En 2h44 de jeu, le Suisse a dominé un Novak Djokovic, toujours aussi méritant mais dépassé dans les moments importants. Mais que faire face à cet ogre de Federer qui s'est qualifié pour sa 21ème finale de Grand Chelem en carrière, sa 7ème de suite sur le circuit ?
S'il a semblé maîtrisable en début de partie, "Rodgeur" n'en est pas moins resté insaisissable. Et pourtant, difficile de dire autre chose tant le démarrage du tenant du titre a été poussif, en raison de quelques absences au service. Avec 21% de premières balles sur sa mise en jeu, le Suisse a un peu surnagé son entame de match, permettant à Djokovic de réaliser le premier break du match... avant que le Serbe ne cède son service sur jeu blanc et une double faute dans la foulée. Cette remise en selle a réveillé Federer qui a attendu le jeu décisif de la première manche pour accélérer.

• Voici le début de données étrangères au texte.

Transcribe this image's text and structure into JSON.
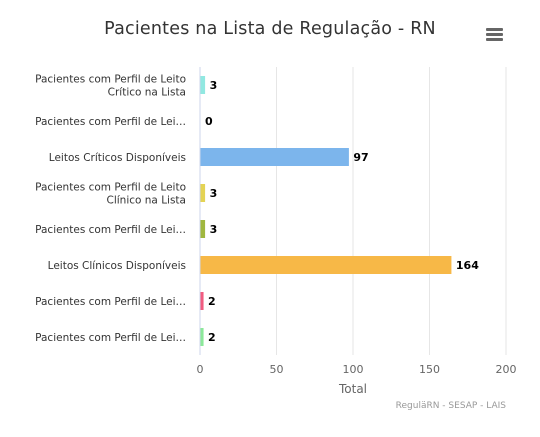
{
  "chart_data": {
    "type": "bar",
    "orientation": "horizontal",
    "title": "Pacientes na Lista de Regulação - RN",
    "categories": [
      "Pacientes com Perfil de Leito Crítico na Lista",
      "Pacientes com Perfil de Lei…",
      "Leitos Críticos Disponíveis",
      "Pacientes com Perfil de Leito Clínico na Lista",
      "Pacientes com Perfil de Lei…",
      "Leitos Clínicos Disponíveis",
      "Pacientes com Perfil de Lei…",
      "Pacientes com Perfil de Lei…"
    ],
    "values": [
      3,
      0,
      97,
      3,
      3,
      164,
      2,
      2
    ],
    "colors": [
      "#91e8e1",
      "#2b908f",
      "#7cb5ec",
      "#e4d354",
      "#a0b73f",
      "#f7b847",
      "#f15c80",
      "#8ce89a"
    ],
    "xlabel": "Total",
    "ylabel": "",
    "xlim": [
      0,
      200
    ],
    "ticks": [
      "0",
      "50",
      "100",
      "150",
      "200"
    ],
    "grid": true,
    "data_labels": true
  },
  "credits": "ReguläRN - SESAP - LAIS",
  "menu_icon": "hamburger-menu-icon"
}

Le Serbe n'en est ressorti que frustré car il n'a pas eu grand chose à se reprocher, si ce n'est de ne pas être tranchant quand le Suisse se montrait tendre. A l'image du deuxième set qu'il cède sur sa mise en jeu alors qu'il n'a pas eu à défendre une balle de break jusqu'à 6/5.
Le même scénario s'est déroulé dans la troisième et dernière manche sous les yeux d'un Djokovic médusé, lorsque le Suisse s'est procuré trois balles de match d'un passing tweener.
Nole ne pouvait que constater cet état de fait par un rictus forcé : difficile de rivaliser avec cette réussite insolente.